Von Dattenberg unscrewed the cap and peered inside the jar. He had enough coffee left for maybe a week, at a one-cup-a-day consumption rate. He wondered why Hoffmann had not stolen his coffee, and decided that Hoffmann, not wanting to unnecessarily antagonize him, had stolen Nescafé from one or more of his brother officers.
Von Dattenberg put a scanty teaspoon of Nescafé into a china mug. As he then put water into a small electric pot and plugged it in, he decided that there was a silver lining in the black cloud that was his mission: Whatever happened, this would be the last time he would ever be off the coast of Argentina looking for a signal from shore.
He had made eleven successful similar voyages. He had even smuggled other senior SS officers into Argentina, including SS-Brigadeführer Ritter Manfred von Deitzberg, who was Himmler’s first deputy adjutant.
He was certain that that was the reason—no good deed ever goes unpunished—he had been selected to make this voyage, too. He didn’t know specifically what the swine he had aboard had done for the SS to earn themselves a place on U-405, but in addition to OPERATION PHOENIX, there was no question in his mind that it had a good deal to do with another operation—a nameless, shameful one—run by senior SS officers.
By the time he learned of this operation, von Dattenberg thought he knew all there was to know about the despicable behavior of the SS and its senior officers. He had known, for example, that before joining the SS, SS-Obergruppenführer Reinhard Heydrich, Himmler’s deputy, had been a naval officer whom Admiral Erich Raeder had forced to resign for unspecified “conduct unbecoming to an officer and a gentleman.”
And von Dattenberg had known all about the SS’s role in the “Final Solution” and their administration of the extermination camps. But he had been shocked to learn that for a stiff ransom, Jews outside Germany could buy their relatives and friends out of certain death in the konzentrationslager and have them sent to Argentina and Paraguay. The only thing he didn’t know was whether Himmler himself was involved in this obscene trade or whether it had pers
onally enriched only such high-ranking officers as Hoffmann and von Deitzberg and their immediately subordinate swine.

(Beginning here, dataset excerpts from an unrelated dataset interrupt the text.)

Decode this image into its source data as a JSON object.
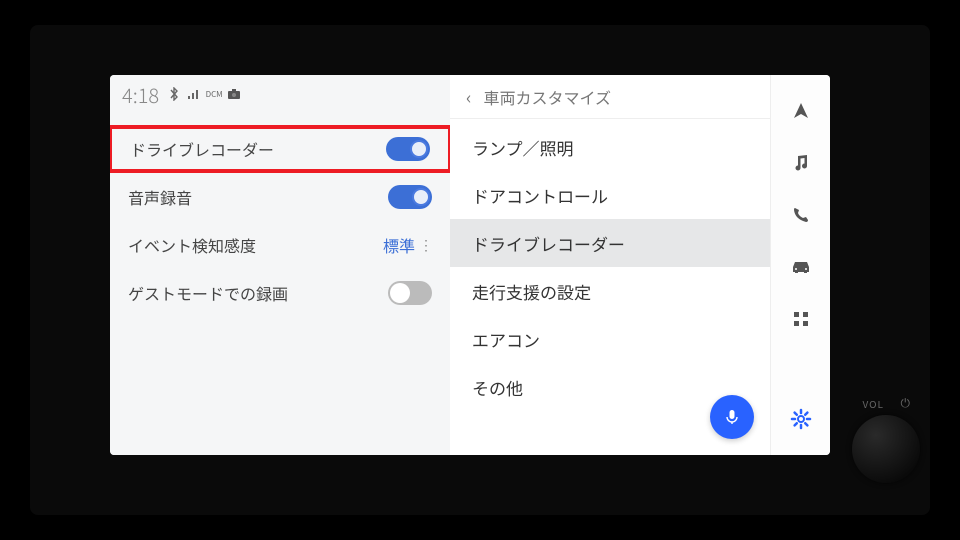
{
  "status": {
    "time": "4:18",
    "icons": [
      "bluetooth",
      "signal",
      "camera"
    ]
  },
  "settings": {
    "rows": [
      {
        "label": "ドライブレコーダー",
        "control": "toggle",
        "on": true,
        "highlighted": true
      },
      {
        "label": "音声録音",
        "control": "toggle",
        "on": true
      },
      {
        "label": "イベント検知感度",
        "control": "value",
        "value": "標準"
      },
      {
        "label": "ゲストモードでの録画",
        "control": "toggle",
        "on": false
      }
    ]
  },
  "panel": {
    "title": "車両カスタマイズ",
    "items": [
      {
        "label": "ランプ／照明",
        "selected": false
      },
      {
        "label": "ドアコントロール",
        "selected": false
      },
      {
        "label": "ドライブレコーダー",
        "selected": true
      },
      {
        "label": "走行支援の設定",
        "selected": false
      },
      {
        "label": "エアコン",
        "selected": false
      },
      {
        "label": "その他",
        "selected": false
      }
    ]
  },
  "sidebar": {
    "items": [
      "navigate",
      "music",
      "phone",
      "car",
      "apps",
      "settings"
    ],
    "active": "settings"
  },
  "hardware": {
    "vol_label": "VOL"
  }
}
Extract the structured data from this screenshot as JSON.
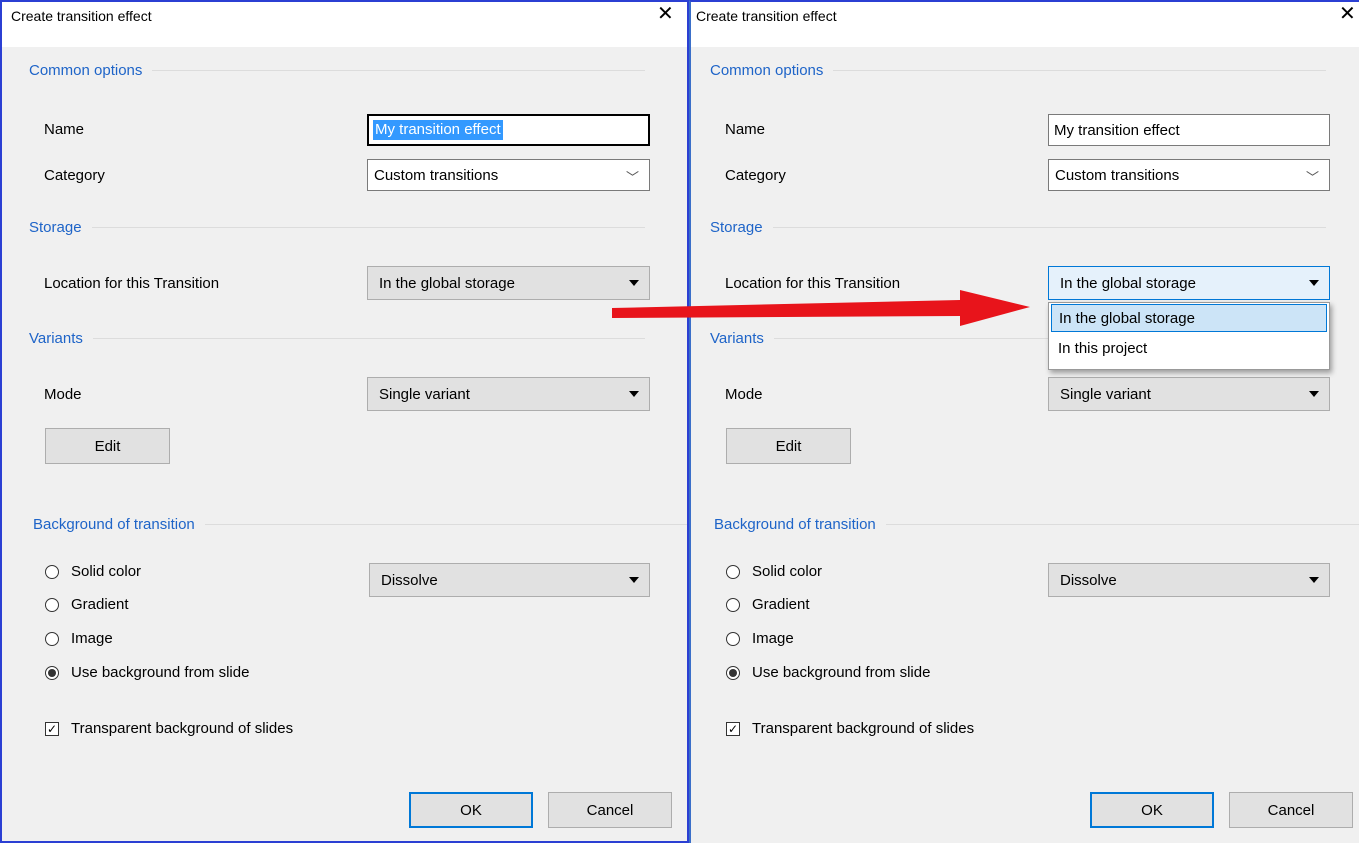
{
  "dialog_title": "Create transition effect",
  "close_glyph": "✕",
  "common_options": {
    "heading": "Common options",
    "name_label": "Name",
    "name_value": "My transition effect",
    "category_label": "Category",
    "category_value": "Custom transitions"
  },
  "storage": {
    "heading": "Storage",
    "location_label": "Location for this Transition",
    "location_value": "In the global storage",
    "options": [
      "In the global storage",
      "In this project"
    ]
  },
  "variants": {
    "heading": "Variants",
    "mode_label": "Mode",
    "mode_value": "Single variant",
    "edit_button": "Edit"
  },
  "background": {
    "heading": "Background of transition",
    "radios": [
      {
        "label": "Solid color",
        "checked": false
      },
      {
        "label": "Gradient",
        "checked": false
      },
      {
        "label": "Image",
        "checked": false
      },
      {
        "label": "Use background from slide",
        "checked": true
      }
    ],
    "effect_value": "Dissolve",
    "transparent_label": "Transparent background of slides",
    "transparent_checked": true
  },
  "buttons": {
    "ok": "OK",
    "cancel": "Cancel"
  },
  "colors": {
    "accent": "#0078d7",
    "group_heading": "#1e64c8",
    "arrow": "#e8141b",
    "frame": "#2b3fd3"
  }
}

The water in the electric pot finally came to a boil. Von Dattenberg was carefully pouring it into his mug when a voice called through the curtain.
“Herr Kapitän, we have a signal from the shore.”
I’ll be goddamned!
“I’ll be right there,” von Dattenberg said.

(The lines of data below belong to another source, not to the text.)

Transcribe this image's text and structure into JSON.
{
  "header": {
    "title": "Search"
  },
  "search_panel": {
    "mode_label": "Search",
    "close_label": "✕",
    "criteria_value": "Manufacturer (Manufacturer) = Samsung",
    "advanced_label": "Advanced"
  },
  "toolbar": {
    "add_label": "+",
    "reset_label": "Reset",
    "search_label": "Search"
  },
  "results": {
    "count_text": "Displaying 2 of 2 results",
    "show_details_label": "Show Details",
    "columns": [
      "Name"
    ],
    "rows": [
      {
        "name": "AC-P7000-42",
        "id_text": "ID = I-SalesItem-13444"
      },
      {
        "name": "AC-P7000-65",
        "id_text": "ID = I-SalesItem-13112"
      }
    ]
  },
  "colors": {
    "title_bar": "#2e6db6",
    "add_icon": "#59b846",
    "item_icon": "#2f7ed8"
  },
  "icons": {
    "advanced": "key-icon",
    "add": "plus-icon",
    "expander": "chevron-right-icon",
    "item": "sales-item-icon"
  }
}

After I finish my coffee . . .
—
The landing protocol went smoothly. Kapitän von Dattenberg was not surprised. It had been rehearsed dozens of times at sea, as much to give the men a chance to come on deck as because the relatively simple procedure needed practice to make its execution perfect.
When the cabin cruiser—it looked to von Dattenberg to be an American-made Chris-Craft—approached U-405, everything was in place. A line of his men, securely attached to a cable running from the conning tower to the saw-like anti-submarine net cutter on her bow, were prepared to carry out their roles. They had already opened the number three hatch and taken the crane from it. The crane would be used to hoist the five heavy crates and load them onto the cabin cruiser.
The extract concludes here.